MESUDE ERŞAN
@mesudersan
Türk Tabipleri Birliği (TTB), Sağlık Bakanlığı’nın genel bütçeden aldığı yüzde 6.6 payı az buldu. TTB Merkez Konseyi üyesi Doç. Dr. Deniz Erdoğdu, pandemi koşullarında bütçenin genel bütçeye oranının en az yüzde 10 olması gerektiğini söyledi.
Bütçeden tedavi edici hizmetlerin payı olan 74,5 milyar liralık ödeneğin önemli bir kısmının 13 şehir hastanesine gideceğini belirten Doç. Dr. Erdoğdu, “Bu yaklaşık 22 milyar lira demek. Beş şehir hastanesi daha önümüzdeki yıl gelecek. Dolar üzerinden ödeme yapılacağı için sağlık bütçesi açık da verecektir” dedi.
Hastalıktan korumaya daha az kaynak
Koruyucu sağlık hizmetlerine ayrılan ödeneğin 38.7 milyar lira olduğunu vurgulayan Doç. Dr. Erdoğdu, şu eleştirilerde bulundu:
“2021 bütçesinden de salgına yönelik yatırım yoktu. 2022 bütçesinde de yok. Oysa salgın, birinci basamağın güçlendirilmesiyle bitirilebilir. Birinci basamağı oluşturan aile sağlığı merkezlerinin (aile hekimlikleri) güçlendirilmesi gerekiyordu. Binaları ve tıbbi cihazları kötü.

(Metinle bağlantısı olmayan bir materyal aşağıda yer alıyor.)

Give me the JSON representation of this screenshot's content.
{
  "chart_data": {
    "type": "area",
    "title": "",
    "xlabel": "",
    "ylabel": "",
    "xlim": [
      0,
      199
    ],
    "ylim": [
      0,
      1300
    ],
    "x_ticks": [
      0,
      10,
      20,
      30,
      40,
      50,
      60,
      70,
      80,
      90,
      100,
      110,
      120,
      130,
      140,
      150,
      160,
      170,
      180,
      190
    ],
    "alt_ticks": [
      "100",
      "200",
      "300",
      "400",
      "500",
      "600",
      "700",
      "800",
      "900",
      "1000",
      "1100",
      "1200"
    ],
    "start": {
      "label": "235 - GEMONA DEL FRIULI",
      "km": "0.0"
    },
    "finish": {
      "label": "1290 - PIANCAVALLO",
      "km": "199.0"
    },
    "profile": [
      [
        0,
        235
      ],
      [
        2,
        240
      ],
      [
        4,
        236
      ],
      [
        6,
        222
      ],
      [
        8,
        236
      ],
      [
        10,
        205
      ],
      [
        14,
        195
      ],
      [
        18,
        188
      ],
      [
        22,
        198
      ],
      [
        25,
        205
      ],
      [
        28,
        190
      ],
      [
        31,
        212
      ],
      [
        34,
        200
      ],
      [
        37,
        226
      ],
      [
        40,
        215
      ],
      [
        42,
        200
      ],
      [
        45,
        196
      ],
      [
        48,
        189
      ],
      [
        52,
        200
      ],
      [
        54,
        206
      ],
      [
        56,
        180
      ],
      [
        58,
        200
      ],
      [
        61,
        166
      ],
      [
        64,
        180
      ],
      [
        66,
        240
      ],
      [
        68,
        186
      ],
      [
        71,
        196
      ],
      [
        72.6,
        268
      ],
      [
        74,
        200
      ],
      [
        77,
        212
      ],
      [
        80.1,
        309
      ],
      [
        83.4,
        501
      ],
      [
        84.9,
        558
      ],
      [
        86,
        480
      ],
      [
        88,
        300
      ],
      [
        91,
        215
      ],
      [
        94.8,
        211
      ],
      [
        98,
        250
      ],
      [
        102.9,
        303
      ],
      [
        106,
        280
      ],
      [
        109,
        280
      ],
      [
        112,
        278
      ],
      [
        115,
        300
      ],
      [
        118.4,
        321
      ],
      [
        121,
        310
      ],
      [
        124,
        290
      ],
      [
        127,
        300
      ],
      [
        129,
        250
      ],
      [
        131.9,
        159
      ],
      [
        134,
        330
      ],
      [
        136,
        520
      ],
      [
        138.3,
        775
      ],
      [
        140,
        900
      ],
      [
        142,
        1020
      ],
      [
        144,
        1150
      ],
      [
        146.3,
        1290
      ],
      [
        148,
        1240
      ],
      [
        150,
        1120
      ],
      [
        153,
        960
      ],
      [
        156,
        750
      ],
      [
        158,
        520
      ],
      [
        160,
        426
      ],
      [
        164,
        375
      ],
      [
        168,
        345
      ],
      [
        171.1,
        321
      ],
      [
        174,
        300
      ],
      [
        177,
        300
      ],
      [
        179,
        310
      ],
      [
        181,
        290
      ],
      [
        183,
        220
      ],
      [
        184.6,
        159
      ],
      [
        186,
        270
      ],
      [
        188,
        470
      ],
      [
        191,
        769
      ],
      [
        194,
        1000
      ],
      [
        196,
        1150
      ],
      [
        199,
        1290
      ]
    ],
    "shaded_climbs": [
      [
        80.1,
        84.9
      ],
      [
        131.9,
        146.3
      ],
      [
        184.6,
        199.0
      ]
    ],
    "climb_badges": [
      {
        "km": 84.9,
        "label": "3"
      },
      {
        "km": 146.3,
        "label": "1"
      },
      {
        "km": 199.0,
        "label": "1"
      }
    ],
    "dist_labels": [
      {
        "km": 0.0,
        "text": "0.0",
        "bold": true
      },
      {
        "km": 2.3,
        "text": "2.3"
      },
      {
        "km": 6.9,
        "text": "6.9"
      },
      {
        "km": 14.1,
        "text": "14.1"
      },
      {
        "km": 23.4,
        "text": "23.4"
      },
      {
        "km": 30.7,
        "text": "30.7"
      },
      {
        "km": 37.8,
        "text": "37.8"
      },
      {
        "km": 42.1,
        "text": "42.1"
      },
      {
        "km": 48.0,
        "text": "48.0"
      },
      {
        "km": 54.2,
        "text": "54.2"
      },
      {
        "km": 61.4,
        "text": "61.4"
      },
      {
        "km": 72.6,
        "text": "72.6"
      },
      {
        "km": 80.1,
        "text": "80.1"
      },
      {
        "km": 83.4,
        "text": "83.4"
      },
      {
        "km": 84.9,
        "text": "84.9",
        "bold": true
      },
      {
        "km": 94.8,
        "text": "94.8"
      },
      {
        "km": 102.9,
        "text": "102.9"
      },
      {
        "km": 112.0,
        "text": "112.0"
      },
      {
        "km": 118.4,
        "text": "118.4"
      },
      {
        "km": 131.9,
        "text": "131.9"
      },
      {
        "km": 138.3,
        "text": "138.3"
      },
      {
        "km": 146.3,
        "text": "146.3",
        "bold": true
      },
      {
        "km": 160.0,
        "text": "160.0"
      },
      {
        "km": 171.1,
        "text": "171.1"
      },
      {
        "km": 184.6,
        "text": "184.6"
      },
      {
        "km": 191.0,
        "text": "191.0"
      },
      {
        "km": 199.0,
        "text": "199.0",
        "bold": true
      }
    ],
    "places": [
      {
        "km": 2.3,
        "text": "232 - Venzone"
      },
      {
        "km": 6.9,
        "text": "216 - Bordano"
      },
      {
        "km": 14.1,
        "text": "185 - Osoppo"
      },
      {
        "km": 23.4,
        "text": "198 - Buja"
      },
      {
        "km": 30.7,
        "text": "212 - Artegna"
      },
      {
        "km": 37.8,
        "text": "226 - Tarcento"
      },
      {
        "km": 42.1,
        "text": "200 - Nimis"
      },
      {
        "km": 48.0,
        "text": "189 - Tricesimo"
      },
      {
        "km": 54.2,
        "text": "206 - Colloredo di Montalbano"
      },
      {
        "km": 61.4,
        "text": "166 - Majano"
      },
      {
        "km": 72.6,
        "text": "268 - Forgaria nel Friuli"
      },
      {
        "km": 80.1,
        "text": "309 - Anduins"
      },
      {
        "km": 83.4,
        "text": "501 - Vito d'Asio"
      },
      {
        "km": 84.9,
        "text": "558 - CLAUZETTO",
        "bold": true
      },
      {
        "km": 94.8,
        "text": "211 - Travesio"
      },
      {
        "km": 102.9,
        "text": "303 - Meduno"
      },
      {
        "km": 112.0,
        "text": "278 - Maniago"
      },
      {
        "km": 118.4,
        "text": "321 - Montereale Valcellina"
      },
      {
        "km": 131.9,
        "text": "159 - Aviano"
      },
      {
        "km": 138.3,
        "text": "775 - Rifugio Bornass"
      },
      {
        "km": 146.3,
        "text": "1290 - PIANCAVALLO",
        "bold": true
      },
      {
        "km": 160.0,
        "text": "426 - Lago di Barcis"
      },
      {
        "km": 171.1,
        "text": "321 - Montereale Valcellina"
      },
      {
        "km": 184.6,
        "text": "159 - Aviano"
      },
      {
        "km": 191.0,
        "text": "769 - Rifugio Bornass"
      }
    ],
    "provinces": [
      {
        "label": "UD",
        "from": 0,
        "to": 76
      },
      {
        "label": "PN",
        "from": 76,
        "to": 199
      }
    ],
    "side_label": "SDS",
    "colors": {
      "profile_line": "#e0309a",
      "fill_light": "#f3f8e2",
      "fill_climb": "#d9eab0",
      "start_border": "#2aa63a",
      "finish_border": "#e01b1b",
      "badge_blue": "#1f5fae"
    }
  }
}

Yine onlara yönelik planlar yapılmamış, kaynaklar aktarılmamış. Birinci basamağın güçlendirilmesi ve sevk zincirinin uygulanması, üçüncü basamak olan üniversite hastaneleriyle eğitim ve araştırma hastanelerine hastaların yığılmasını önler. Maliyetleri düşürür. Tedavi edici hizmetlere ayrılan 74,5 milyar liralık ödeneğin bütçedeki payı yüzde 64. Koruyucu hizmetlere ayrılan ödenekse sadece 38,7 milyar lira, yani bütçenin yüzde 33’ü. Bütçeden aslan payı ‘hizmet alımı’ ve ‘yatırım kullanım bedeli’ adları altında yine şehir-şirket hastanelerine, birkaç patronuna aktarılıyor.”
Bakanlık kendi hastaneleri arasında ayrım yapıyor
SGK’nın sağlık hizmeti süreçlerinde hastalardan her kalemde katılım payı alındığını vurgulayan Doç. Dr. Erdoğdu, buna karşılık kurumun üniversite hastanelerine muayene, tetkik ve ameliyatlar için zamanında ödeme yapmadığını söyledi.
Üniversite hastanelerin borç batağı içinde olduğunu vurgulayan Doç. Dr. Erdoğdu, şöyle anlattı: “Oysa ki en zor, en komplike vakalar orada. Ama bilinçli bir şekilde çökertildiler. Eğitim ve araştırma hastaneleri de öyledir. Çok zor vakaları alır, en ekonomik faturayı SGK’ya çıkarırlar. Bunlara ayrılan pay da 6.2 milyar lira dolayında. Bu da yetersiz. Şehir hastanelerine ayrılan payın 22 milyar lira olduğunu düşününce ne kadar orantısız ve eşitsiz bir kaynak aktarımı olduğunu görüyoruz.”
Personelin adı yok
Bütçede sağlık çalışanların düşünülmediğini ve ihmal edildiğini belirten Doç. Dr. Erdoğdu, sözlerini şöyle sürdürdü: “Oysa sağlık çalışanları, salgında aşırı bir yük altında, çok tehlikeli ve riskli bir iş yaparak, bulaş riski yüksek, ölümcül bir hastalıkla mücadele etti. Ama bütçeye bakıyoruz, sağlık çalışanlarına destek anlamında bir şey yok. 2003’de bakanlık bütçesinin yüzde 70’ini personele aktarıyordu. O payın yüzde 30’lara düştüğünü görüyoruz. Performans sisteminin kaldırılmasını istiyoruz. Onun yerine hekimlerin ve sağlık çalışanlarının hak ettiği, yoksulluk sınırının altında olmayacak şekilde (Güncel veriye göre dört kişilik aile için 10 bin lira) aylık tek ücret verilmeli. Bununla ilgili bütçede çalışma yapılmalıydı.”